Bitcoin is a form of digital currency that was designed in 2009 by Satoshi Nakamoto. This electronic currency operates quick similarly to printed currencies such as dollars, euros, or yen, in that you can use bitcoin to purchase things electronically. However, unlike standard currencies which are printed and monitored by central banks, bitcoin is completely decentralized and is created, held, and traded by people and businesses. In fact, that's the entire idea behind bitcoin's conceptualization. Coins are completely independent of any central authority, able to be transferred electronically, and has very low transaction fees.
How Does Bitcoin Work?
Bitcoin is based on a system of mathematical proofs. The currency is created through solving of complex mathematical equations.
There are three main ways to acquire bitcoins: buying them on an exchange, trading them, and mining for them.
Today, several marketplaces called bitcoin exchanges allow people to buy or sell bitcoins. These exchanges are located worldwide, and accept any type of standard currency. Some of the most popular online marketplaces include Bitquick, Coinbase, and Mt. Gox.
Bitcoins can also be acquired via trade. People can send bitcoins to each other using mobile apps or computers. This process is very similar to wiring cash electronically.

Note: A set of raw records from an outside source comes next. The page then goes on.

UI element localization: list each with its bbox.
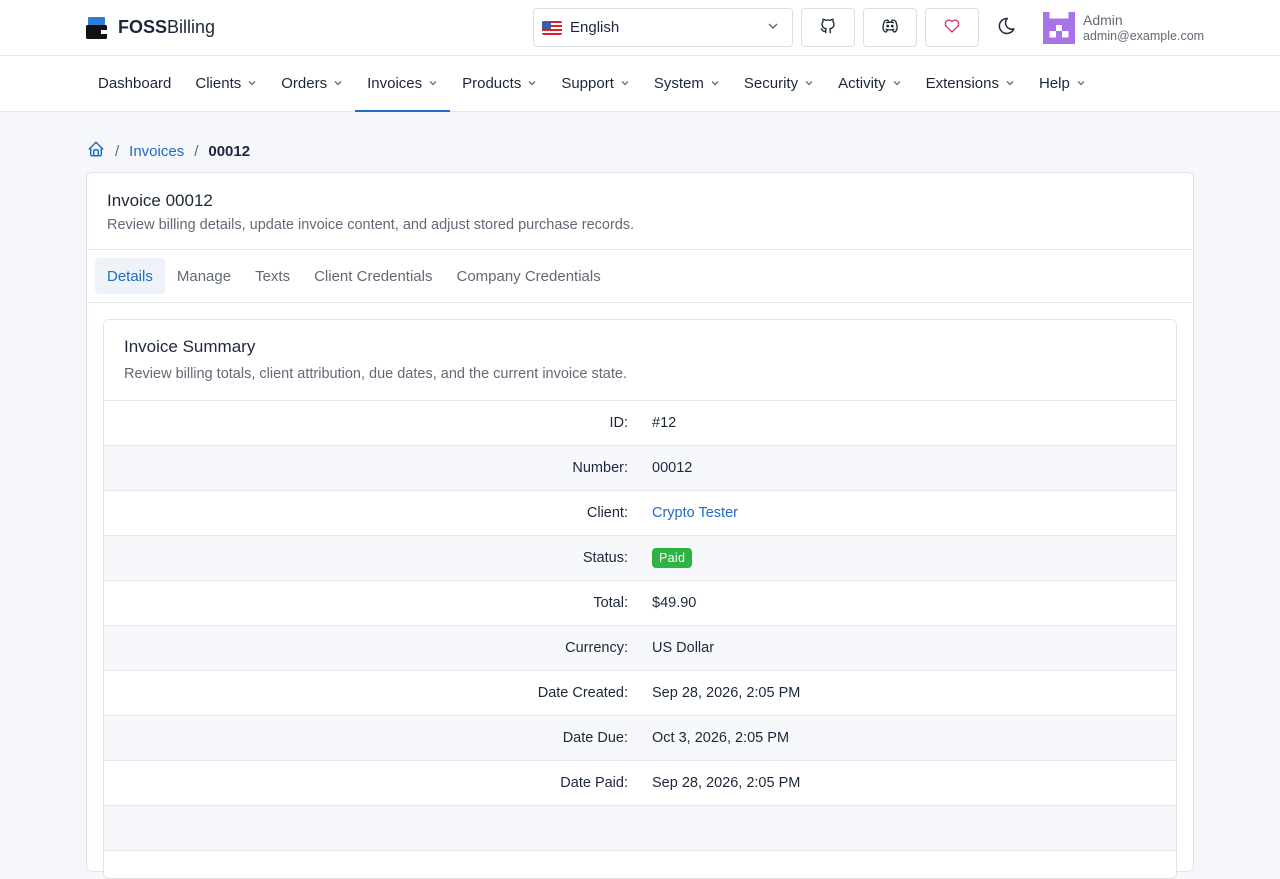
invoice-tabs: Details Manage Texts Client Credentials … xyxy=(87,250,1193,303)
status-badge: Paid xyxy=(652,548,693,568)
invoice-card: Invoice 00012 Review billing details, up… xyxy=(86,172,1194,879)
nav-products[interactable]: Products xyxy=(450,56,549,111)
table-row: Client: Crypto Tester xyxy=(104,491,1176,536)
table-row: Currency: US Dollar xyxy=(104,626,1176,671)
brand[interactable]: FOSSBilling xyxy=(86,16,215,40)
nav-extensions[interactable]: Extensions xyxy=(914,56,1027,111)
chevron-down-icon xyxy=(527,78,537,90)
language-select-value: English xyxy=(570,19,620,36)
nav-activity[interactable]: Activity xyxy=(826,56,914,111)
user-email: admin@example.com xyxy=(1083,28,1205,43)
row-label-date-created: Date Created: xyxy=(537,685,628,701)
breadcrumb-current: 00012 xyxy=(208,142,251,160)
tab-texts[interactable]: Texts xyxy=(243,258,302,294)
user-name: Admin xyxy=(1083,11,1123,28)
github-button[interactable] xyxy=(801,8,855,47)
table-row xyxy=(104,806,1176,851)
page-subtitle: Review billing details, update invoice c… xyxy=(107,217,635,233)
row-label-currency: Currency: xyxy=(565,640,628,656)
row-label-date-paid: Date Paid: xyxy=(560,775,628,791)
chevron-down-icon xyxy=(892,78,902,90)
tab-company-credentials[interactable]: Company Credentials xyxy=(444,258,612,294)
nav-clients[interactable]: Clients xyxy=(183,56,269,111)
sponsor-button[interactable] xyxy=(925,8,979,47)
tab-client-credentials[interactable]: Client Credentials xyxy=(302,258,444,294)
row-label-total: Total: xyxy=(593,595,628,611)
dark-mode-toggle[interactable] xyxy=(987,8,1027,47)
row-value-date-paid: Sep 28, 2026, 2:05 PM xyxy=(652,775,801,791)
home-icon[interactable] xyxy=(87,140,105,162)
summary-title: Invoice Summary xyxy=(124,337,256,356)
nav-invoices[interactable]: Invoices xyxy=(355,56,451,112)
row-value-currency: US Dollar xyxy=(652,640,715,656)
chevron-down-icon xyxy=(1076,78,1086,90)
breadcrumb-invoices-link[interactable]: Invoices xyxy=(129,143,184,160)
chevron-down-icon xyxy=(333,78,343,90)
row-label-id: ID: xyxy=(609,415,628,431)
tab-details[interactable]: Details xyxy=(95,258,165,294)
table-row: Status: Paid xyxy=(104,536,1176,581)
nav-help[interactable]: Help xyxy=(1027,56,1098,111)
language-select[interactable]: English xyxy=(533,8,793,47)
breadcrumb-separator: / xyxy=(194,142,199,160)
table-row: Date Due: Oct 3, 2026, 2:05 PM xyxy=(104,716,1176,761)
breadcrumb: / Invoices / 00012 xyxy=(0,112,1280,164)
chevron-down-icon xyxy=(766,19,780,37)
discord-button[interactable] xyxy=(863,8,917,47)
invoice-summary-card: Invoice Summary Review billing totals, c… xyxy=(103,319,1177,879)
discord-icon xyxy=(881,17,899,38)
chevron-down-icon xyxy=(620,78,630,90)
row-label-status: Status: xyxy=(582,550,628,566)
invoice-card-header: Invoice 00012 Review billing details, up… xyxy=(87,173,1193,250)
client-link[interactable]: Crypto Tester xyxy=(628,505,738,521)
avatar xyxy=(1043,11,1075,44)
table-row: ID: #12 xyxy=(104,401,1176,446)
row-value-id: #12 xyxy=(652,415,677,431)
table-row: Number: 00012 xyxy=(104,446,1176,491)
nav-system[interactable]: System xyxy=(642,56,732,111)
table-row: Date Created: Sep 28, 2026, 2:05 PM xyxy=(104,671,1176,716)
table-row: Total: $49.90 xyxy=(104,581,1176,626)
top-header: FOSSBilling English Admin admin@example.… xyxy=(0,0,1280,56)
chevron-down-icon xyxy=(247,78,257,90)
nav-dashboard[interactable]: Dashboard xyxy=(86,56,183,111)
us-flag-icon xyxy=(542,20,562,35)
moon-icon xyxy=(997,16,1017,39)
foss-billing-logo-icon xyxy=(86,16,108,40)
github-icon xyxy=(819,17,837,38)
page-title: Invoice 00012 xyxy=(107,191,213,210)
row-label-client: Client: xyxy=(586,505,628,521)
heart-icon xyxy=(943,17,961,38)
row-value-date-created: Sep 28, 2026, 2:05 PM xyxy=(652,685,801,701)
row-label-date-due: Date Due: xyxy=(562,730,628,746)
chevron-down-icon xyxy=(1005,78,1015,90)
nav-support[interactable]: Support xyxy=(549,56,642,111)
brand-name: FOSSBilling xyxy=(118,17,216,37)
row-value-total: $49.90 xyxy=(652,595,697,611)
chevron-down-icon xyxy=(804,78,814,90)
nav-orders[interactable]: Orders xyxy=(269,56,355,111)
row-value-date-due: Oct 3, 2026, 2:05 PM xyxy=(652,730,790,746)
user-menu[interactable]: Admin admin@example.com xyxy=(1043,11,1205,44)
chevron-down-icon xyxy=(710,78,720,90)
summary-subtitle: Review billing totals, client attributio… xyxy=(124,366,627,382)
row-value-number: 00012 xyxy=(652,460,693,476)
invoice-summary-header: Invoice Summary Review billing totals, c… xyxy=(104,320,1176,401)
nav-security[interactable]: Security xyxy=(732,56,826,111)
breadcrumb-separator: / xyxy=(115,142,120,160)
tab-manage[interactable]: Manage xyxy=(165,258,243,294)
row-label-number: Number: xyxy=(572,460,628,476)
main-nav: Dashboard Clients Orders Invoices Produc… xyxy=(0,56,1280,112)
summary-table: ID: #12 Number: 00012 Client: Crypto Tes… xyxy=(104,401,1176,851)
table-row: Date Paid: Sep 28, 2026, 2:05 PM xyxy=(104,761,1176,806)
chevron-down-icon xyxy=(428,78,438,90)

Bitcoin mining is the process of using computers to perform mathematical calculations for the bitcoin network in order to confirm transactions and enhance security. As a reward for their services, bitcoin miners collect transaction fees for the ones they confirmed, as well as the newly created bitcoins. Mining is a competitive market where incomes are divided by the number of calculations.
It should be noted that bitcoins are actually not an unlimited currency. Bitcoin protocol dictates that only about 21 million bitcoins may ever be produced by miners, though coins may be divided into smaller parts.

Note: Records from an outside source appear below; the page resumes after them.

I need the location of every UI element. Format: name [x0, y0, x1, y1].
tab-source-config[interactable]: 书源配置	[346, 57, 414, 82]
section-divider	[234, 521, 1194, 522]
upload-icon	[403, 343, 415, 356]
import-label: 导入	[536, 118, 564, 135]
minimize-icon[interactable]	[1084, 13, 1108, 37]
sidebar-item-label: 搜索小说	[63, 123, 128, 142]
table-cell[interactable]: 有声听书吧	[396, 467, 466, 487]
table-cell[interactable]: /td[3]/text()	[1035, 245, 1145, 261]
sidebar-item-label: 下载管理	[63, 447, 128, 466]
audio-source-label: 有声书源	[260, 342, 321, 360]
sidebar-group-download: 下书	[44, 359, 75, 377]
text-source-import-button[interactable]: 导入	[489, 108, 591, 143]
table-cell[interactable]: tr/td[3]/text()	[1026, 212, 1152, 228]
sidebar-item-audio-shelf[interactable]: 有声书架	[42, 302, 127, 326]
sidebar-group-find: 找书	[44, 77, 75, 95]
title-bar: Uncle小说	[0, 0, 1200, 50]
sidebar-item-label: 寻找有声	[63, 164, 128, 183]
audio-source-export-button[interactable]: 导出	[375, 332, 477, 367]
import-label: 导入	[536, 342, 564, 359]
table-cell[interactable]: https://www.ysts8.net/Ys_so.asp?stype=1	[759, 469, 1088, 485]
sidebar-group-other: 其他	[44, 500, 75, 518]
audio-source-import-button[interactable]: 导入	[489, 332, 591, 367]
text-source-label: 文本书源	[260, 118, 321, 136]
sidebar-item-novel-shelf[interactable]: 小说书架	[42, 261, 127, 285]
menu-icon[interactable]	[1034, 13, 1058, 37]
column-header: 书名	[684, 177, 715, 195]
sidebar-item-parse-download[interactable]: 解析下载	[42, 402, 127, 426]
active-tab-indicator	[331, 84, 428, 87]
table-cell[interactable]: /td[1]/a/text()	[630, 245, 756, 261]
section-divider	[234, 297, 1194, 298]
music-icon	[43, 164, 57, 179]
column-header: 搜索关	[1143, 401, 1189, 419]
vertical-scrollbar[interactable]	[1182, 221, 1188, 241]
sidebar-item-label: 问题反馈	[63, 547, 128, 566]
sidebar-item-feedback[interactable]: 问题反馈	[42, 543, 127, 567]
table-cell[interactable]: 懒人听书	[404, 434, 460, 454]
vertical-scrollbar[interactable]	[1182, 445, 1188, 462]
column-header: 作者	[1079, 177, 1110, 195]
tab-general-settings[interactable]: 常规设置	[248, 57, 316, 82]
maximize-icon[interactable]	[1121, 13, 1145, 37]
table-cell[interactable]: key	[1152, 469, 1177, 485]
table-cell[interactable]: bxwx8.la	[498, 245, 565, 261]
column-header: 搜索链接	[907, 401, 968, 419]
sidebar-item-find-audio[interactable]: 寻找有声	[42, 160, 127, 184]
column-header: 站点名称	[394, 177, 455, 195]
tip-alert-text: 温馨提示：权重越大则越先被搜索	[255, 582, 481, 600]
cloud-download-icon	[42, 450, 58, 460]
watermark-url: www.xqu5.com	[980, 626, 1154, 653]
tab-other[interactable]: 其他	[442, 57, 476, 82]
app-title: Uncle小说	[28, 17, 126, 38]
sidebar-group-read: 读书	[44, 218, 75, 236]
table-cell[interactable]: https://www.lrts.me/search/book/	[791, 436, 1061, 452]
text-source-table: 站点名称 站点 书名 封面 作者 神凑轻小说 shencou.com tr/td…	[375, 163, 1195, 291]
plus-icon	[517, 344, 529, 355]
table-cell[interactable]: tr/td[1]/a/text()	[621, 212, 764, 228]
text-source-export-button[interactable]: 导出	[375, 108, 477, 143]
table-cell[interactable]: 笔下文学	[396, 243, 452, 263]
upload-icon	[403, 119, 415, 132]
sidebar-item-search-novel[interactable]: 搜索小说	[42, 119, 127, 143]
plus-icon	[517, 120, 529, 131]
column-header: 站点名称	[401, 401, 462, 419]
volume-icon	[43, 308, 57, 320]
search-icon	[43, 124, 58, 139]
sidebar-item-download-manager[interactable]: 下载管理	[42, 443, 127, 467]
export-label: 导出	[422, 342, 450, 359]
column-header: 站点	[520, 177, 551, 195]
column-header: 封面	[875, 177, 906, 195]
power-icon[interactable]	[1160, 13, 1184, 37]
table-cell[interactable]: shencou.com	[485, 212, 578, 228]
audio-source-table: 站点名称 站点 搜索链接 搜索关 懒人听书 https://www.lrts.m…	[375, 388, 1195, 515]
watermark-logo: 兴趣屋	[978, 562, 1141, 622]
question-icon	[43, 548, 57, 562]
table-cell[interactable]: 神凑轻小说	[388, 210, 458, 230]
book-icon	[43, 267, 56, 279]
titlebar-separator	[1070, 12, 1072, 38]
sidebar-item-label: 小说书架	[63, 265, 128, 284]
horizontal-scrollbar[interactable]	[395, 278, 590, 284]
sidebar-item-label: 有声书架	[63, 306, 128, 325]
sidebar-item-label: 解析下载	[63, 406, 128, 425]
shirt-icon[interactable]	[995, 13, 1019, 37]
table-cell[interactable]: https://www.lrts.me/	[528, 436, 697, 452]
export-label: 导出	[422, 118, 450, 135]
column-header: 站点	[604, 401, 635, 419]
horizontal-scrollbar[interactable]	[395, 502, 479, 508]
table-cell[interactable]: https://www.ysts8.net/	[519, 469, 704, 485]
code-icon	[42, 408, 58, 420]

Similar to a standard wire transfer, a bitcoin transaction has three parts to it: an input, an amount, and an output. The input contains the sender's information; the amount is how much currency is being exchanged; and the output contains the recipient's information.
Sending bitcoins requires two things: a bitcoin address and a private key. Similar to an IBAN address, a bitcoin address contains both letters and numbers. This randomly-generated series is your account information. The private key is also a series of randomly generated numbers that is used to unlock a bitcoin user's account to withdraw or deposit coins.
Bitcoins are stored in a digital wallet. These digital wallets are acquired through an installed software that is generated under the form of a single algorithm and are stored on either a cloud service or on a user's personal computer.
Bitcoin wallets can be installed on Windows, Linux, Android, Blackberry, and Mac. They are not currently available on the iPhone.